- Nausea and vomiting are possible side-effects of some HIV drugs.
- Most often, these side-effects will go away after a few weeks of taking the drug.
- Medicines called anti-emetics are available to help reduce sickness.
Nausea is a word for the feeling of wanting to vomit or be sick.
Nausea and vomiting can have many different causes. The most common causes are stomach problems such as food poisoning and infections, pregnancy, travel sickness, or emotional problems such as anxiety. They are also possible side-effects of some anti-HIV drugs and other medicines.
HIV treatment and feeling sick
Some anti-HIV drugs can make you feel sick. Most often this is a side-effect that goes away after a few days or weeks of taking a drug. You can find out more about anti-HIV drugs and their possible side-effects in NAM’s drugs chart.
If nausea is accompanied by other symptoms, then it’s important to find out the reasons. If it is due to drug side-effects, you may want to discuss with your doctor whether you can cope with the feeling of sickness or being sick. If you feel that you can’t, it may be possible to change treatment. But don’t stop taking your anti-HIV drugs without first speaking to a doctor.
Be honest with your doctor and healthcare team about any concerns you have. You shouldn't feel that you have to cope with side-effects alone.
"If nausea is accompanied by other symptoms, then it’s important to find out the reasons."
Some drugs can be taken with food to reduce the risk of feeling sick. It is a good idea to talk to your HIV pharmacist or doctor about this to clarify which foods can be eaten with your medication, and whether there are any foods you should avoid.
If you vomit less than an hour after taking your anti-HIV drugs (or less than four hours after taking rilpivirine or Eviplera), you should take the dose again.
Medicines are available to help reduce sickness (anti-emetics).
Your doctor may prescribe you anti-sickness medicines if you are starting a new anti-HIV drug that has nausea and vomiting as a side-effect. Taking anti-sickness medicines about 30 minutes before your anti-HIV drugs can help to prevent these symptoms. These side-effects usually go away after a few weeks so you might not need to take them for very long.

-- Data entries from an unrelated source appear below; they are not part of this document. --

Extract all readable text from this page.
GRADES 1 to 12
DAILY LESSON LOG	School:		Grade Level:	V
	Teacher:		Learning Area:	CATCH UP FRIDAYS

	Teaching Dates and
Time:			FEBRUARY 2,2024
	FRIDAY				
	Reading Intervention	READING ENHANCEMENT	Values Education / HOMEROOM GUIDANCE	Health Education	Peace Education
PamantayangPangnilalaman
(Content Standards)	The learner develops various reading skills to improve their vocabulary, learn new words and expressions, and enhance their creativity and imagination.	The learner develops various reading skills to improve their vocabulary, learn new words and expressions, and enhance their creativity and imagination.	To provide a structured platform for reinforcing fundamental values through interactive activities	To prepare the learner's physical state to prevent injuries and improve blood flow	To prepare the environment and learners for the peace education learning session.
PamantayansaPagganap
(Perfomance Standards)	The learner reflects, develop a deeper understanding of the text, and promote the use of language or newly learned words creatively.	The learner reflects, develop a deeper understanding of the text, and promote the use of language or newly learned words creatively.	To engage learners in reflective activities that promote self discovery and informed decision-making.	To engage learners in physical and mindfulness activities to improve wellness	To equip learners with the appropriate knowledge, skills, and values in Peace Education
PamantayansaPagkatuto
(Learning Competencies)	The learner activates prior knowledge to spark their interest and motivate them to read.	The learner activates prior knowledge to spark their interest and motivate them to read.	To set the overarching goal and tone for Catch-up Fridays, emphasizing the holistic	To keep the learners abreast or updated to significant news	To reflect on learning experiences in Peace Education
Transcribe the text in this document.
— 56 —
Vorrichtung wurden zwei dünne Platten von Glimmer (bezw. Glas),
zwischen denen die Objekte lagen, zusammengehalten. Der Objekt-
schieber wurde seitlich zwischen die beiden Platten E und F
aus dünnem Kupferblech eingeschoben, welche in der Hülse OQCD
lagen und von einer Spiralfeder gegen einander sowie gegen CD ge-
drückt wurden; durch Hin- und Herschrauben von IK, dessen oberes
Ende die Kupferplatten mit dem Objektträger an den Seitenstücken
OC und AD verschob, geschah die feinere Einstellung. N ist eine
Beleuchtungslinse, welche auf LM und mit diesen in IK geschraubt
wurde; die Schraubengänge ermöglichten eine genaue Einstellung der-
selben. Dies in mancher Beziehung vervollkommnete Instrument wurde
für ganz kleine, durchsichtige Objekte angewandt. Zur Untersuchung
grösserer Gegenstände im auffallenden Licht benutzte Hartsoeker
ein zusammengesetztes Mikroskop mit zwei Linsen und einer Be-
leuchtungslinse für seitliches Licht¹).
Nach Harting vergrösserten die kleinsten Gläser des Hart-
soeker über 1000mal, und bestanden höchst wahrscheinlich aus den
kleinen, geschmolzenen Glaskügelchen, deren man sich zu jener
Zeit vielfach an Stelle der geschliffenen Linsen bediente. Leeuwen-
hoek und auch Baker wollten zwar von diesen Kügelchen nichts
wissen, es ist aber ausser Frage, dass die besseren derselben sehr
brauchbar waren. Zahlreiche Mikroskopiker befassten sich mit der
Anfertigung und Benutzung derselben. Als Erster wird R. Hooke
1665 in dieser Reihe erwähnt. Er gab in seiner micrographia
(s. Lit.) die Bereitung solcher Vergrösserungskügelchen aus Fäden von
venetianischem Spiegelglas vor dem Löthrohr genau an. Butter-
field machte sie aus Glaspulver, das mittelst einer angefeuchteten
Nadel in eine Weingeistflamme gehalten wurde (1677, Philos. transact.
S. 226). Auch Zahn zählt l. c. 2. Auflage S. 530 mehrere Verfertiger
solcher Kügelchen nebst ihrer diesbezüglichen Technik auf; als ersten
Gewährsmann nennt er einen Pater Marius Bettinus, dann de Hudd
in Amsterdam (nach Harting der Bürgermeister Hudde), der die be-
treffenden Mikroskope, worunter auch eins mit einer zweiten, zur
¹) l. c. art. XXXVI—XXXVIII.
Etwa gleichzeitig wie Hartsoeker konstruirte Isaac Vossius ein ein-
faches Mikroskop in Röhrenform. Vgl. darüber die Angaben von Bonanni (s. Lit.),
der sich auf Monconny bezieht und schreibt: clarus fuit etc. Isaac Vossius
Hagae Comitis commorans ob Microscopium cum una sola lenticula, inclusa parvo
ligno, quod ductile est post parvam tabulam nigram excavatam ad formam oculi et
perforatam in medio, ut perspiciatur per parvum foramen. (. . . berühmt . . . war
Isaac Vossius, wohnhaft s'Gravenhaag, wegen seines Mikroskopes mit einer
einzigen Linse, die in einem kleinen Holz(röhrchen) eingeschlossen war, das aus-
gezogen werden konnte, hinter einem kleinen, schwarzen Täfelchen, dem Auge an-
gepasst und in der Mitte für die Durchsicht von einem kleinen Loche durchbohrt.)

Some anti-sickness medicines can have their own side-effects, such as headaches, drowsiness, or sleeping difficulties, and your doctor or pharmacist should tell you about these.
Sickness in pregnancy
Nausea and vomiting in early pregnancy is very common. It is often referred to as ‘morning sickness’, but can occur at any time of the day.
Morning sickness most commonly affects women in the first 12 weeks of pregnancy and usually clears up by weeks 16 to 20.
Try to get plenty of rest, as being tired can make you feel worse. Talk to your GP or midwife if sickness is causing you problems, as they can advise on dietary changes that might help, or medication options.
Some things you can do to cope with nausea and vomiting
- Eat small, frequent meals, rather than large ones.
- Avoid eating greasy, fatty, fried or spicy food. Instead, choose bland foods like potatoes, rice and bread.
- Try dry food such as toast or cereal.
- Salty food such as crackers, plain biscuits or thin soup can help reduce nausea. Try to carry some crackers with you when you leave the house.
- Don’t lie flat for at least an hour after you eat.
- Eat food cold or at room temperature – hot food can worsen nausea.
- Herbal teas, such as peppermint, chamomile or ginger can help settle upset stomachs.
- If you vomit, stay hydrated by regularly taking small sips of water.